Ce mécanisme permet le vol de mots de passe et de jetons OAuth, contournant les protections classiques de la MFA. "Bien que le nombre d'organisations spécifiquement ciblées pour les attaques AiTM soit un sous-ensemble des réseaux équipés d'appareils SOHO vulnérables [...] l'accès large de l'acteur malveillant pourrait permettre des attaques AiTM à plus grande échelle", souligne l'équipe de renseignement sur les menaces de l'éditeur.

L'impact peut s'avérer particulièrement dévastateur pour les infrastructures critiques et gouvernementales. Des activités visant des domaines Microsoft 365 ont été constatées, mais aussi au-delà, "dans au moins trois organisations gouvernementales en Afrique". Menées avec succès, c'est opérations permettent aux acteurs d'espionner le contenu des emails et les données sensibles sans nécessairement pirater directement les serveurs de l'entreprise. La nature de l'attaque transforme un équipement domestique non géré en une passerelle vers le cœur de l'entreprise.

Stratégies d'atténuation

Pour contrer cette menace, les décideurs doivent adopter une approche défensive à plusieurs niveaux. Le NCSC rappelle que "les interfaces d'administration ne doivent jamais être exposées sur Internet" et qu'il est nécessaire de tenir à jour ses équipements et logiciels. 

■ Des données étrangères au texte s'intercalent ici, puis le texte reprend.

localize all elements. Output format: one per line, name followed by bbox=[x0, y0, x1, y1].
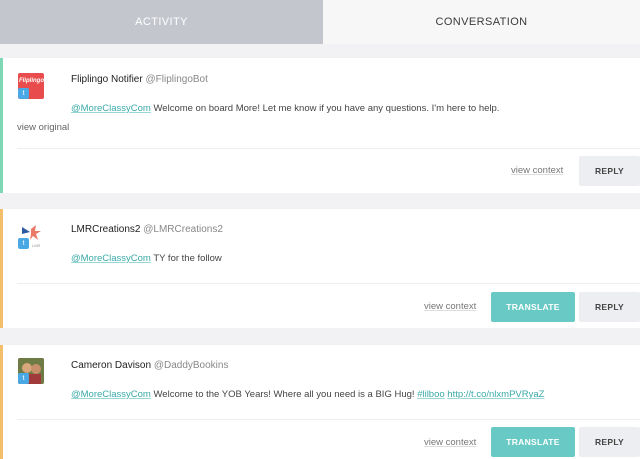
mention-link[interactable]: @MoreClassyCom bbox=[71, 253, 151, 264]
tab-bar: ACTIVITY CONVERSATION bbox=[0, 0, 640, 44]
avatar-logo-text: Fliplingo bbox=[19, 78, 44, 84]
reply-button[interactable]: REPLY bbox=[579, 292, 640, 322]
mention-link[interactable]: @MoreClassyCom bbox=[71, 103, 151, 114]
avatar: t bbox=[18, 358, 44, 384]
hashtag-link[interactable]: #lilboo bbox=[417, 389, 444, 400]
view-original-link[interactable]: view original bbox=[17, 122, 69, 133]
message-text: @MoreClassyCom TY for the follow bbox=[71, 253, 222, 264]
sender-name: LMRCreations2 bbox=[71, 224, 141, 235]
sender-name-line: Fliplingo Notifier @FliplingoBot bbox=[71, 74, 208, 85]
translate-button[interactable]: TRANSLATE bbox=[491, 427, 575, 457]
twitter-icon: t bbox=[18, 88, 29, 99]
sender-name-line: LMRCreations2 @LMRCreations2 bbox=[71, 224, 223, 235]
message-text: @MoreClassyCom Welcome on board More! Le… bbox=[71, 103, 499, 114]
message-card: t Cameron Davison @DaddyBookins @MoreCla… bbox=[0, 345, 640, 459]
sender-name: Fliplingo Notifier bbox=[71, 74, 143, 85]
tab-conversation[interactable]: CONVERSATION bbox=[323, 0, 640, 44]
avatar: Fliplingo t bbox=[18, 73, 44, 99]
sender-name-line: Cameron Davison @DaddyBookins bbox=[71, 360, 228, 371]
message-card: Fliplingo t Fliplingo Notifier @Flipling… bbox=[0, 58, 640, 193]
message-body: Welcome to the YOB Years! Where all you … bbox=[150, 389, 418, 400]
sender-handle[interactable]: @LMRCreations2 bbox=[143, 224, 223, 235]
svg-text:LMR: LMR bbox=[32, 243, 41, 248]
sender-name: Cameron Davison bbox=[71, 360, 152, 371]
message-card: LMR t LMRCreations2 @LMRCreations2 @More… bbox=[0, 209, 640, 328]
reply-button[interactable]: REPLY bbox=[579, 427, 640, 457]
message-body: TY for the follow bbox=[150, 253, 222, 264]
reply-button[interactable]: REPLY bbox=[579, 156, 640, 186]
divider bbox=[17, 283, 640, 284]
view-context-link[interactable]: view context bbox=[511, 165, 563, 176]
view-context-link[interactable]: view context bbox=[424, 437, 476, 448]
twitter-icon: t bbox=[18, 238, 29, 249]
divider bbox=[17, 148, 640, 149]
sender-handle[interactable]: @FliplingoBot bbox=[145, 74, 207, 85]
sender-handle[interactable]: @DaddyBookins bbox=[154, 360, 229, 371]
twitter-icon: t bbox=[18, 373, 29, 384]
divider bbox=[17, 419, 640, 420]
tab-activity[interactable]: ACTIVITY bbox=[0, 0, 323, 44]
url-link[interactable]: http://t.co/nlxmPVRyaZ bbox=[447, 389, 544, 400]
mention-link[interactable]: @MoreClassyCom bbox=[71, 389, 151, 400]
translate-button[interactable]: TRANSLATE bbox=[491, 292, 575, 322]
message-body: Welcome on board More! Let me know if yo… bbox=[150, 103, 500, 114]
avatar: LMR t bbox=[18, 223, 44, 249]
view-context-link[interactable]: view context bbox=[424, 301, 476, 312]
message-text: @MoreClassyCom Welcome to the YOB Years!… bbox=[71, 389, 544, 400]
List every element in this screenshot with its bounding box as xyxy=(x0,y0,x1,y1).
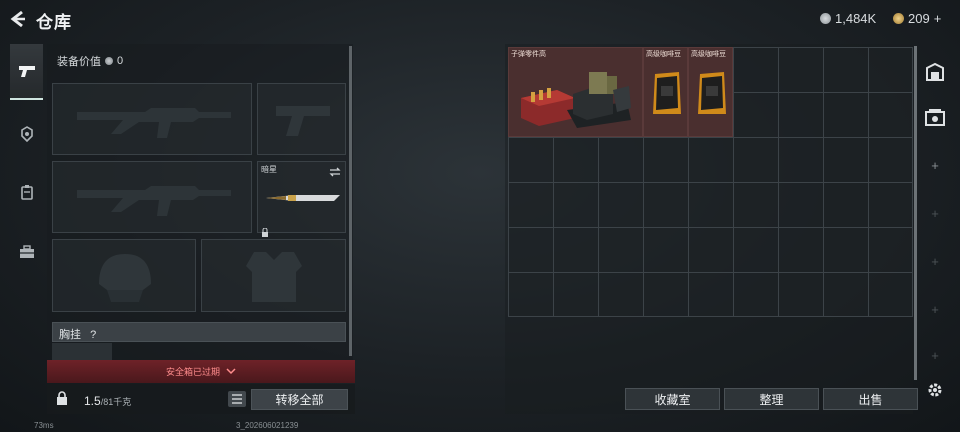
add-storage-button[interactable]: + xyxy=(922,348,948,368)
silver-coin-icon xyxy=(820,13,831,24)
equipment-value-amount: 0 xyxy=(117,55,124,67)
melee-slot-label: 暗星 xyxy=(261,165,277,174)
rifle-silhouette-icon xyxy=(77,186,231,216)
case-tab[interactable] xyxy=(10,224,43,280)
list-view-button[interactable] xyxy=(228,391,246,407)
collection-room-button[interactable]: 收藏室 xyxy=(625,388,720,410)
lock-icon[interactable] xyxy=(56,391,68,410)
silver-coin-icon xyxy=(105,57,113,65)
equipment-value-label: 装备价值 xyxy=(57,56,101,68)
carry-weight: 1.5/81千克 xyxy=(84,394,131,408)
melee-slot[interactable]: 暗星 xyxy=(257,161,346,237)
silver-amount: 1,484K xyxy=(835,11,877,26)
list-icon xyxy=(232,394,242,404)
pistol-icon xyxy=(18,66,35,77)
briefcase-icon xyxy=(19,245,34,258)
storage-item[interactable]: 高级咖啡豆 xyxy=(643,47,688,137)
safe-box-expired-banner[interactable]: 安全箱已过期 xyxy=(47,360,355,383)
pistol-silhouette-icon xyxy=(276,106,330,136)
coffee-bag-icon xyxy=(653,72,681,114)
gold-currency[interactable]: 209 + xyxy=(893,11,941,26)
storage-scrollbar[interactable] xyxy=(914,46,917,380)
carry-weight-max: /81千克 xyxy=(100,397,132,407)
helmet-slot[interactable] xyxy=(52,239,196,312)
primary-weapon-slot-1[interactable] xyxy=(52,83,252,155)
item-label: 高级咖啡豆 xyxy=(691,51,726,58)
armor-tab[interactable] xyxy=(10,106,43,162)
vault-icon xyxy=(926,62,944,81)
helmet-silhouette-icon xyxy=(99,254,151,302)
sidearm-slot[interactable] xyxy=(257,83,346,155)
help-icon[interactable]: ? xyxy=(90,329,96,341)
storage-extension-tab[interactable] xyxy=(922,104,948,130)
armor-slot[interactable] xyxy=(201,239,346,312)
storage-item[interactable]: 子弹零件高 xyxy=(508,47,643,137)
equipment-scrollbar[interactable] xyxy=(349,46,352,356)
equipment-value: 装备价值 0 xyxy=(57,53,123,69)
sell-button[interactable]: 出售 xyxy=(823,388,918,410)
gear-icon xyxy=(928,383,942,397)
ping-readout: 73ms xyxy=(34,421,54,430)
coffee-bag-icon xyxy=(698,72,726,114)
chevron-down-icon xyxy=(226,367,236,377)
page-title: 仓库 xyxy=(36,13,72,32)
helmet-icon xyxy=(20,126,33,142)
item-label: 高级咖啡豆 xyxy=(646,51,681,58)
swap-icon[interactable] xyxy=(329,164,341,182)
primary-weapon-slot-2[interactable] xyxy=(52,161,252,233)
ammo-crate-icon xyxy=(521,72,631,128)
vest-silhouette-icon xyxy=(246,252,302,302)
category-nav xyxy=(10,44,43,284)
add-storage-button[interactable]: + xyxy=(922,254,948,274)
back-icon[interactable] xyxy=(8,9,28,29)
silver-currency: 1,484K xyxy=(820,11,876,26)
build-version: 3_202606021239 xyxy=(236,421,299,430)
rifle-silhouette-icon xyxy=(77,108,231,138)
add-storage-button[interactable]: + xyxy=(922,158,948,178)
add-gold-icon[interactable]: + xyxy=(934,11,942,26)
safe-box-warning-text: 安全箱已过期 xyxy=(165,367,220,377)
chest-rig-label: 胸挂 xyxy=(59,329,81,341)
chest-rig-preview xyxy=(52,343,112,361)
carry-weight-value: 1.5 xyxy=(84,394,101,408)
backpack-tab[interactable] xyxy=(10,164,43,220)
storage-item[interactable]: 高级咖啡豆 xyxy=(688,47,733,137)
knife-icon xyxy=(266,195,340,201)
gold-amount: 209 xyxy=(908,11,930,26)
backpack-icon xyxy=(20,185,33,200)
add-storage-button[interactable]: + xyxy=(922,302,948,322)
sort-button[interactable]: 整理 xyxy=(724,388,819,410)
gold-coin-icon xyxy=(893,13,904,24)
item-label: 子弹零件高 xyxy=(511,51,546,58)
add-storage-button[interactable]: + xyxy=(922,206,948,226)
transfer-all-button[interactable]: 转移全部 xyxy=(251,389,348,410)
settings-button[interactable] xyxy=(922,377,948,403)
case-storage-icon xyxy=(925,109,945,126)
chest-rig-slot[interactable]: 胸挂 ? xyxy=(52,322,346,342)
weapons-tab[interactable] xyxy=(10,44,43,100)
storage-main-tab[interactable] xyxy=(922,59,948,85)
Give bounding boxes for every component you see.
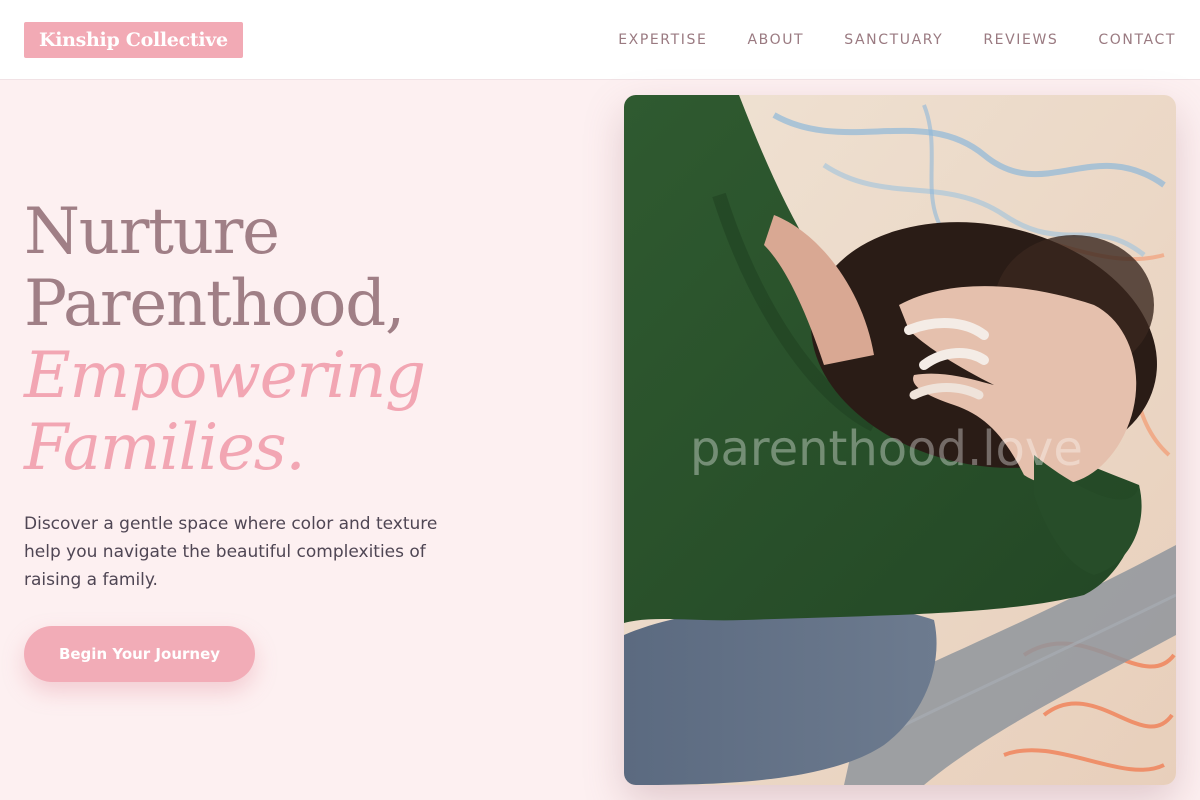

Microsoft recommande par ailleurs l'implémentation du Zero Trust DNS (ZTDNS) sur les terminaux Windows pour forcer l'utilisation de résolveurs de confiance, et empêcher la redirection vers des serveurs DNS malveillants même si le routeur est compromis.

Viennent ensuite, la centralisation des identités et l'adoption de solutions d'authentification à facteurs multiples (MFA) résistantes au phishing : "utiliser des solutions sans mot de passe comme les clés de passe (passkeys) en complément de la MFA, et appliquer des politiques d'accès conditionnel pour renforcer les comptes privilégiés", recommande ainsi Microsoft. L'intégration de Microsoft Entra ID Protection permet en outre de détecter les connexions suspectes et d'appliquer des réponses automatiques.